W rozmowach na weselu uwydatnia się wzajemna obcość. Postacie z miasta wyobrażają sobie wieś jako miejsce pełne spokoju. Natomiast chłopi chcą pokazać swoją siłę, przypominają tradycje ich udziału w walce o wolność pod wodzą Kościuszki. Ukazano tęsknotę inteligencji do wielkiego czynu mimo równoczesnej świadomości swej słabości oraz rwącą się do walki siłę chłopów pełnych godności. Wesele Rydla zetknęło ze sobą szereg znanych osobistości życia literackiego i artystycznego z mieszkańcami Bronowic.
Utwór zawiera krytyczną ocenę społeczeństwa porażonego niemocą, bezsiłą a także wypowiada nieufność wobec modernistycznych postaw artystowskich.
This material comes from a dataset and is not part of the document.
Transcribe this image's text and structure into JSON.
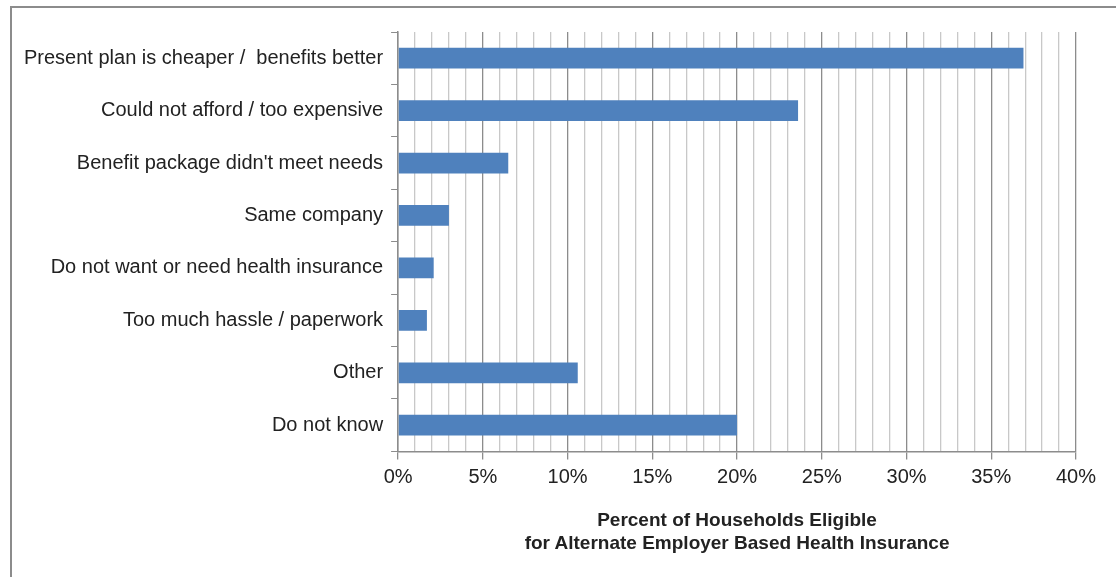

Poeta stawia diagnozę stanu umysłów i gotowości społeczeństwa polskiego do walki niepodległościowej.
Inteligenci nie rozumieją chłopów, ponieważ budują obraz tej warstwy z własnych wyobrażeń i pobożnych życzeń, nie wspartych przychylną obserwacją społeczną. Z kolei chłopi traktują inteligentów, jeśli nie wrogo to z rodzajem wyrozumiałej wyższości, oczywistej wobec kogoś, kto nie wie kiedy się sieje oziminę, a kiedy zbiera ziemniaki i co wypada lub nie wypada w określonych sytuacjach życiowych: „Trza być w butach na weselu".
„Wesele" ukazało podstawowe problemy współczesnego życia narodowego. Piętnowało ludzkie słabostki, występki, zwyczaje itp.